Financial & competing interests disclosure

TW Ferguson is supported by a Graduate Studentship from Research Manitoba. N Tangri is supported by the KRESCENT New Investigator Award and the MHRC Establishment Award. The KRESCENT New investigator award is a joint initiative of the Kidney Foundation of Canada, Canadian Institute of Health Research and the Canadian Society of Nephrology.
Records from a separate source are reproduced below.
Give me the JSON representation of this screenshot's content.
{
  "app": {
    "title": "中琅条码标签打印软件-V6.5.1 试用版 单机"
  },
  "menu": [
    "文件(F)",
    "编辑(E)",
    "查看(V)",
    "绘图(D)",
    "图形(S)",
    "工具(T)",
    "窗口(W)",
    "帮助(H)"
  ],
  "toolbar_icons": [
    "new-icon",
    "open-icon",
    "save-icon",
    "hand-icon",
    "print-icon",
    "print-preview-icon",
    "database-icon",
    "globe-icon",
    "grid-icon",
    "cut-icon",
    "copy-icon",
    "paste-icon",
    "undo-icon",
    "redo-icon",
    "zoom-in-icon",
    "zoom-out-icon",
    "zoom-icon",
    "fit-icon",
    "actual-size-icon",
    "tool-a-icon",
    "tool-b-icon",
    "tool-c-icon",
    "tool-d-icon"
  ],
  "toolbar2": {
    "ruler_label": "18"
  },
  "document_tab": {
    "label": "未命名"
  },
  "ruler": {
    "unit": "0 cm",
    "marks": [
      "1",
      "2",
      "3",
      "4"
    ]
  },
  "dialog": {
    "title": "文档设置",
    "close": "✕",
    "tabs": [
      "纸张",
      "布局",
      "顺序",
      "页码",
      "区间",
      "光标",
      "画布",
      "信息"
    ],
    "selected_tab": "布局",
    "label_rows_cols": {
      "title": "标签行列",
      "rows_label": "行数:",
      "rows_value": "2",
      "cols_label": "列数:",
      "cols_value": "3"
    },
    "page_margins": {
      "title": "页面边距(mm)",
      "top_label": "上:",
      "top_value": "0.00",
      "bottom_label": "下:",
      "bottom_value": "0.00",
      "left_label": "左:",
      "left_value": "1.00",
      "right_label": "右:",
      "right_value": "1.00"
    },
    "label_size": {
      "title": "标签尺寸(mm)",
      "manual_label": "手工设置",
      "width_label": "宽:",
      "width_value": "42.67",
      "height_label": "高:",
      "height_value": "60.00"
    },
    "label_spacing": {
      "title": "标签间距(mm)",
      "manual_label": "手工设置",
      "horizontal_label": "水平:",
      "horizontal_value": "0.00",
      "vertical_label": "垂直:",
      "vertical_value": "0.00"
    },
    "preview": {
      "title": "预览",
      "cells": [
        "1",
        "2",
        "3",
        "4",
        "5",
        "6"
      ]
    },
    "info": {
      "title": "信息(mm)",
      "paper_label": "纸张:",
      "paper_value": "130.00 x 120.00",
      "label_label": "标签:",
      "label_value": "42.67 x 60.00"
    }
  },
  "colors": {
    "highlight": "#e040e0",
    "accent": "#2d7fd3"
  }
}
The authors have no other relevant affiliations or financial involvement with any organization or entity with a financial interest in or financial conflict with the subject matter or materials discussed in the manuscript apart from those disclosed.

Key issues
  • CKD is defined as the presence of kidney damage, such as elevated urine albumin (proteinuria), or decreased kidney function measured as estimated glomerular filtration rate less than 60 ml/min per 1.73 m2.

  • Interprofessional nephrology teams should be used to manage patients with advanced CKD: those who have an eGFR that falls below 30 ml/min per 1.73 m2 or with highly increased persistent albuminuria.

  • Most patients with CKD will never require kidney replacement therapy, with patients being an estimated 13× more likely to die before reaching this point.

  • For those who do reach kidney failure, several modalities of dialysis treatment are available. Facility hemodialysis is the most costly of the dialysis interventions (roughly US$70,000 per patient, per year), followed by home hemodialysis (US$40,000–US$50,000 per patient, per year after the first year), and peritoneal dialysis is the least expensive (US$30,000–US$50,000 per patient, per year).

  • Transplantation is the least costly (US$35,500 per patient, per year after the first year) and more effective of the kidney replacement options. Patients on this modality tend to have a higher overall quality of life (utility of 0.80 vs a utility of 0.55–0.65 for hemodialysis patients). Unfortunately, due to frail patients unable to complete the transplantation procedure and a lack of available organs to satiate all demand, this treatment option is not feasible in all cases.

  • Earlier detection of CKD may delay or prevent many complications, reduce overall mortality, and slow progression to kidney failure requiring these expensive dialysis treatments. Readily available blood and urine tests can be used to accomplish this. Screening in patients with diabetes and/or hypertension has been shown to be cost-effective; however, screening in the general population has mixed findings with respect to cost–effectiveness.

  • Clinical risk prediction, using models such as the Kidney Failure Risk Equation, can be used to efficiently allocate resources and plan appropriate clinical care for patients with late-stage CKD. Improved decision support implementing these tools in electronic medical records may help practitioners decide on appropriate care pathways for their patients.

  • Although patient choice has often been a primary consideration for choosing dialysis modalities, in an era of increasing fiscal constraints, applying healthcare policies aimed at promoting appropriately assigned home-based dialysis and developing eligibility criteria for more expensive facility-based hemodialysis may be required to manage increasing end-stage kidney failure-related costs.

  • Despite exciting potential research in wearable artificial kidneys and implantable tissue, the provision of dialysis will likely be a mainstay therapy for many years to come and allocation of resources needs to be managed efficiently.